80.000 euros perdus en trois mois

Sébastien Bocahu quant à lui n'a pas défilé place d'Erlon. A la tête d'un cabaret à Tinqueux (Marne), d'une discothèque et d'autres établissements, il sera néanmoins présent à la mairie de Reims pour la réunion organisée avec des représentants du secteur de l'hôtellerie restauration et la Préfecture. A ses côtés, Cyprien Paleni, dirigeant du Bootlegger Speakeasy, fulmine. Pour lui, faire tinter les casseroles est inutile. Déjà au moment du déconfinement, il pointait du doigts les nombreuses pertes de son établissement, ainsi que celles qu'allaient subir ses confrères à cause des mesures sanitaires. "Je ne sais pas si les gens se rendent compte qu'un resto sur deux va fermer, dénonce-t-il.
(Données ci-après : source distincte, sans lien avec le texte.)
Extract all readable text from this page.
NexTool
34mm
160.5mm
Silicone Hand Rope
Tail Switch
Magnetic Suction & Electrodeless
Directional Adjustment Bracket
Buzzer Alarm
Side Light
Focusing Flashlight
Des personnes qui tiennent des terrasses ont perdu trois mois d'activité, certains ont déjà épuisé leur PGE (prêt garanti par l'Etat)."
 

J'ai perdu 80.000 euros en trois mois. Je ne peux pas revendre, car qui mettrait de l'argent dans un restaurant aujourd'hui ? 

Cyprien Paleni, gérant du Bootlegger Speakeasy.

 

Cyprien Paleni subit de plein fouet la crise sanitaire mais aussi le télétravail. Son bar-restaurant, situé dans le quartier d'affaires Clairmarais à Reims, se remplit beaucoup moins qu'en 2018, lorsqu'il était élu "bar de l'année". Une conséquence de l'absence des salariés sur site. En tout, il a perdu 80.000 euros en trois mois, sans compter l'argent qu'il a dû investir dans un PGE pour maintenir son établissement à flot. Le tout alors qu'il devait avoir fini de rembourser son prêt bancaire pendant le confinement. "Le pire, c'est qu'on n'a aucune date. On pourrait au moins se dire jusqu'à quelle date on doit tenir ou emprunter de l'argent", se désole le Rémois.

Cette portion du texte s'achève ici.